Tim McGraw on That Hangover Scene

The Uncomfortable Position of Friday Night Lights

I hated Tim McGraw for a hot second in 2004.

It was when he played Charles Billingsley in Friday Night Lights. And his acting was good. Almost too good. He was so awful to his teenage son in that film, I found myself loathing him.

It sounds like McGraw did too.

When he spoke at the Country Radio Seminar on last week, McGraw told the industry crowd that the very first scene he shot for that movie was one of the worst scenes.

“The first thing that I shot was the scene where I was hungover, I was drinking chocolate milk out of the refrigerator, talking to my kid,” he recalled of the shirtless scene when he was telling his son about the ugly facts of life.

“It was one of the most intense scenes. I probably was hungover by the time we shot that because I was so nervous the night before,” he laughed.

“You have to be in the moment, and you have to be present, but you have to drop everything at the same time. It’s not up to you how it goes. You don’t have control over it. But I like putting myself in uncomfortable positions,” he added. “That was my first real experience in a movie where I had a character to develop, and I felt like I was like I was learning how to do a new craft.”

McGraw admitted that the Billingsley role in Friday Night Lights wasn’t the first one he was offered and had been waiting for the right one — a cool one — to come along.

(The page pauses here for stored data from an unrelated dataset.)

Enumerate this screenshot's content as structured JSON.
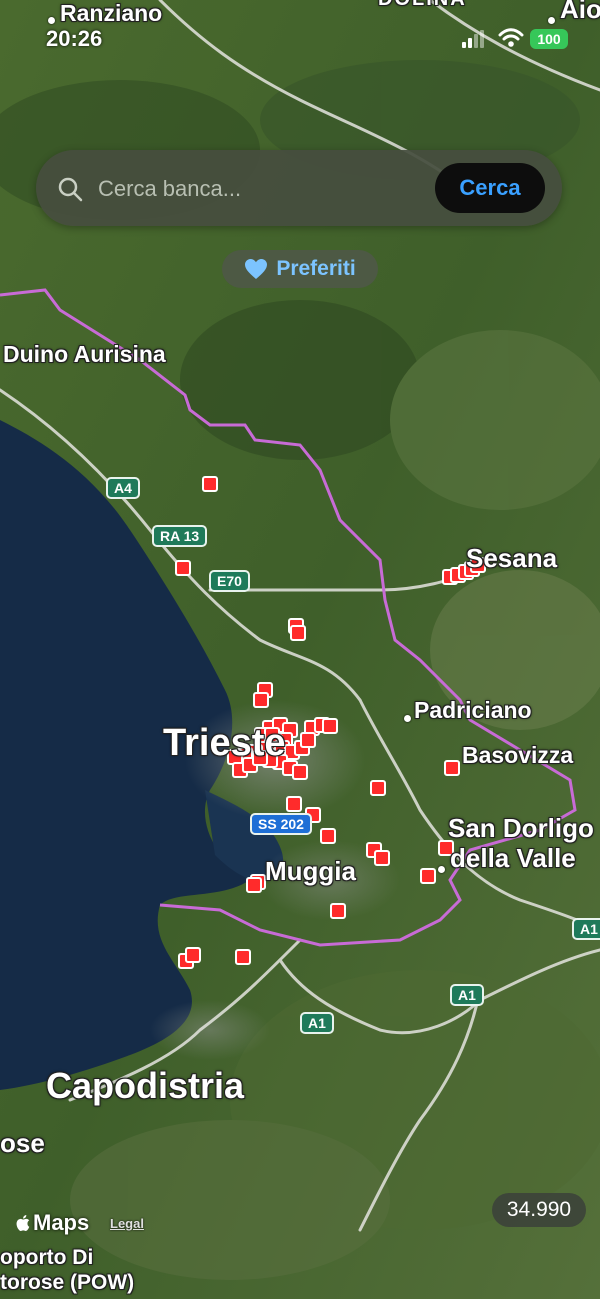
{
  "status_bar": {
    "time": "20:26",
    "battery": "100"
  },
  "search": {
    "placeholder": "Cerca banca...",
    "button_label": "Cerca"
  },
  "favorites": {
    "label": "Preferiti",
    "icon": "heart-icon"
  },
  "map": {
    "labels": {
      "ranziano": "Ranziano",
      "dolina": "DOLINA",
      "aio": "Aio",
      "duino": "Duino Aurisina",
      "sesana": "Sesana",
      "padriciano": "Padriciano",
      "trieste": "Trieste",
      "basovizza": "Basovizza",
      "san_dorligo_1": "San Dorligo",
      "san_dorligo_2": "della Valle",
      "muggia": "Muggia",
      "capodistria": "Capodistria",
      "rose": "ose",
      "aeroporto_1": "oporto Di",
      "aeroporto_2": "torose (POW)"
    },
    "road_shields": {
      "a4": "A4",
      "ra13": "RA 13",
      "e70": "E70",
      "ss202": "SS 202",
      "a1_a": "A1",
      "a1_b": "A1",
      "a1_c": "A1"
    },
    "marker_color": "#ff2b2b",
    "border_color": "#c86bd6"
  },
  "attribution": {
    "brand": "Maps",
    "legal": "Legal"
  },
  "counter": {
    "value": "34.990"
  }
}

“When you have some success, people start coming after you asking you to do things,” he said. “You know, part of being a musician is being cool, right? Even if you’re not, you wanna act like you’re cool. That’s sort of the mystique of being a musician.”

But being in the movies, McGraw explained, doesn’t always call for being cool.

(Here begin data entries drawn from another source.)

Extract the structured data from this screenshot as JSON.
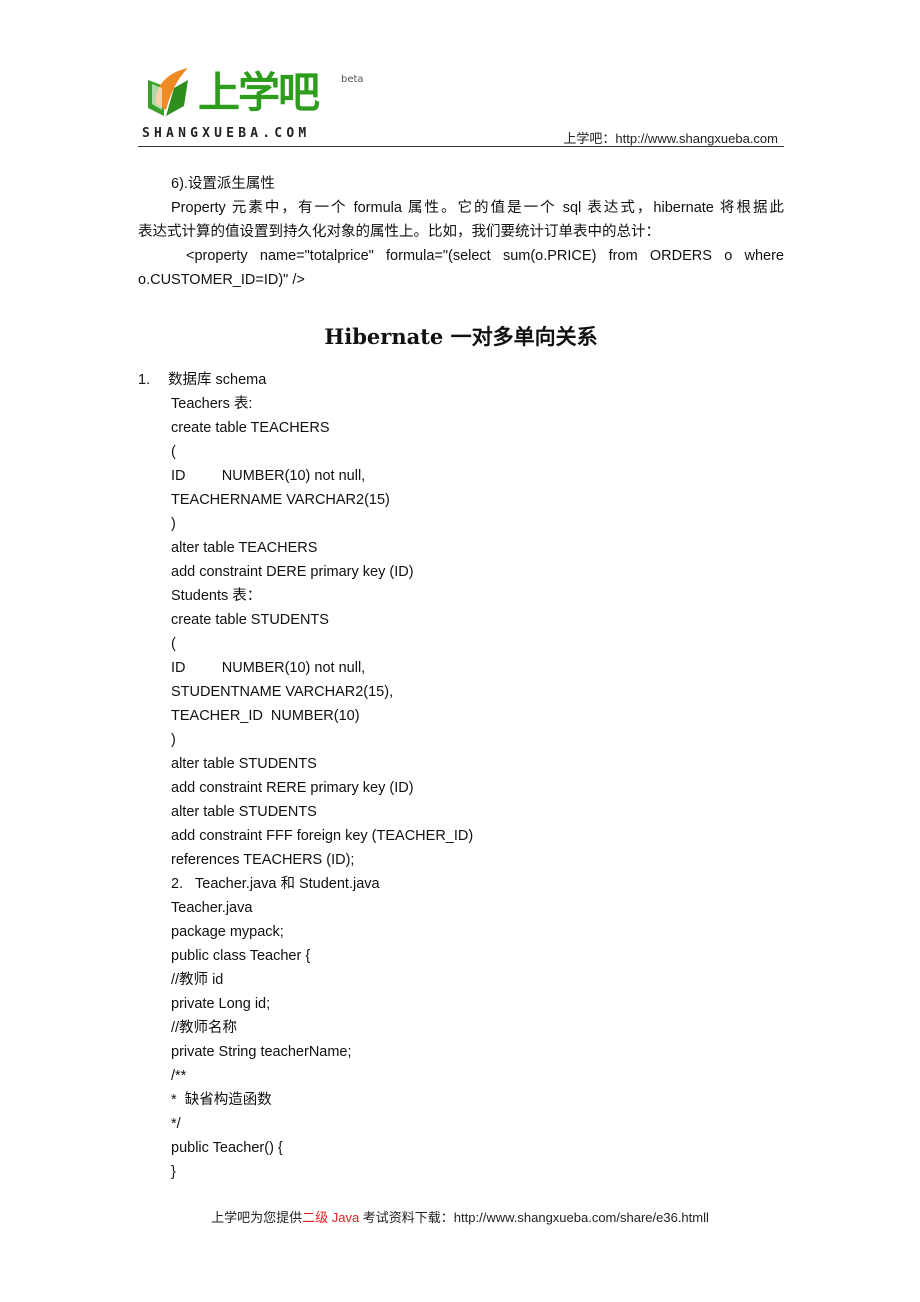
{
  "header": {
    "logo_cn": "上学吧",
    "logo_beta": "beta",
    "logo_en": "SHANGXUEBA.COM",
    "site_link": "上学吧：http://www.shangxueba.com"
  },
  "section_derived": {
    "heading": "6).设置派生属性",
    "para_line1": "Property 元素中，有一个 formula 属性。它的值是一个 sql 表达式，hibernate 将根据此",
    "para_line2": "表达式计算的值设置到持久化对象的属性上。比如，我们要统计订单表中的总计：",
    "code_line1": "<property name=\"totalprice\" formula=\"(select sum(o.PRICE) from ORDERS o where",
    "code_line2": "o.CUSTOMER_ID=ID)\" />"
  },
  "title": "Hibernate 一对多单向关系",
  "list": [
    {
      "num": "1.",
      "label": "数据库 schema",
      "lines": [
        "Teachers 表:",
        "create table TEACHERS",
        "(",
        "ID         NUMBER(10) not null,",
        "TEACHERNAME VARCHAR2(15)",
        ")",
        "alter table TEACHERS",
        "add constraint DERE primary key (ID)",
        "Students 表：",
        "create table STUDENTS",
        "(",
        "ID         NUMBER(10) not null,",
        "STUDENTNAME VARCHAR2(15),",
        "TEACHER_ID  NUMBER(10)",
        ")",
        "alter table STUDENTS",
        "add constraint RERE primary key (ID)",
        "alter table STUDENTS",
        "add constraint FFF foreign key (TEACHER_ID)",
        "references TEACHERS (ID);"
      ]
    },
    {
      "num": "2.",
      "label": "Teacher.java 和 Student.java",
      "lines": [
        "Teacher.java",
        "package mypack;",
        "public class Teacher {",
        "//教师 id",
        "private Long id;",
        "//教师名称",
        "private String teacherName;",
        "/**",
        "*  缺省构造函数",
        "*/",
        "public Teacher() {",
        "}"
      ]
    }
  ],
  "footer": {
    "prefix": "上学吧为您提供",
    "highlight": "二级 Java",
    "suffix": " 考试资料下载：http://www.shangxueba.com/share/e36.htmll",
    "highlight_color": "#e02020"
  }
}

“You can step in front of the camera, and that’s the last thing you wanna be,” he added about why he was so careful about the roles he took. “Then I read the Friday Night Lights script.”

Because he’d played football growing up, in an area where football was really important, the character really jumped off the page.

“I knew that guy,” McGraw said of Billingsley. “I was at ball games with that parent. He was a combination of a lot of guys — partly my stepdad and partly some other dads. So I identified immediately. And I just felt like I could do that part.”